Les populations n’ont cure.
Aussi Il, l’Etat, pâlit et s’affaisse devant le retour du concret de la vie réelle. Avec la pandémie, le vernaculaire reconquiert la ville.
Le retour du concret de la vie réelle
Mais ce n’est pas une révolution encore. Seulement le temps de s’écouter soi. Se rappeler les anciens. Elles réactualisent, les populations, ce qu’il reste de la mémoire de pratiques de subsistances autonomes et la vraie économie de laquelle est évincée l’abstraction. Tous les territoires du snobismes contraints, les boulevards de l’individualité fermées, la salivation même fait trêve.

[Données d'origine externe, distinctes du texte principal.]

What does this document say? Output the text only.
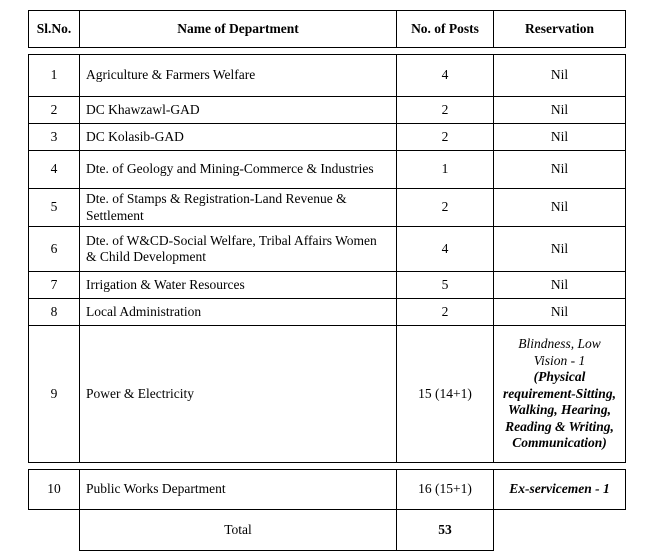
Sl.No.	Name of Department	No. of Posts	Reservation

1	Agriculture & Farmers Welfare	4	Nil
2	DC Khawzawl-GAD	2	Nil
3	DC Kolasib-GAD	2	Nil
4	Dte. of Geology and Mining-Commerce & Industries	1	Nil
5	Dte. of Stamps & Registration-Land Revenue & Settlement	2	Nil
6	Dte. of W&CD-Social Welfare, Tribal Affairs Women & Child Development	4	Nil
7	Irrigation & Water Resources	5	Nil
8	Local Administration	2	Nil
9	Power & Electricity	15 (14+1)	Blindness, Low Vision - 1
(Physical requirement-Sitting, Walking, Hearing, Reading & Writing, Communication)

10	Public Works Department	16 (15+1)	Ex-servicemen - 1
	Total	53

La modernité perçue comme la conformation parfaite à un mode de vie occidentale a montré son archaïsme relativement aux contraintes de la cité sous quarantaine. Et “les riches” se retrouvent singulièrement désemparés quand la marge investie dans un mode de vie encore traditionnelle hier dénigrée, aborde la donne nouvelle d’un haussement d’épaule. On retrouve chemin des remedes anciens. Il apparaît désormais clair que c’est la part non colonisée de nous qui est le mieux adaptée aux difficultés de notre temps.
C’est le retour du vrai. La relocalisation rouvre d’anciens territoires et les voies délaissées… L’intuition est réhabilitée : on privilégie les systèmes de redondance et la responsabilité distribuée s’impose comme seul moyen de la survie d’un tout… L’identité collective aiguillonnée, la société civile — la vraie — s’enhardit, les quartiers redécouvrent la solidarité.
Ils ont avancé assurés que le bon sens fait le bon instinct, sans attendre ni vouloir rien entendre des énormes budgets tout de suite fléchés vers les millions de morts indécemment anticipés des “partenaires” et les compétitions d’hypothétiques solutions “innovantes” qui n’iront, ils le savent, repaitre que quelques caciques trop bien exercés à capter la subvention.
Désintriqué de la grande cité mondiale, les modes de vie paraissent étonnamment plus frugaux, plus sains, plus humains. La production et la consommation ont pu ainsi reconnecter formidablement.
C’est triomphe en résilience du vernaculaire.
Outre cela, les mensonges publics de respectables institutions internationales, la filouterie avérée de ses bienfaiteurs, les contradictions d’experts, la manipulation grossière ont engendré un effet de déniaisement que le rôle des intellectuels devrait être de prolonger; pour peu qu’ils veuillent s’adresser à la vendeuse de bouillie et prolonger le mot de Laocoon qu’il ne faut craindre les Grec autant que quand ils font des cadeaux.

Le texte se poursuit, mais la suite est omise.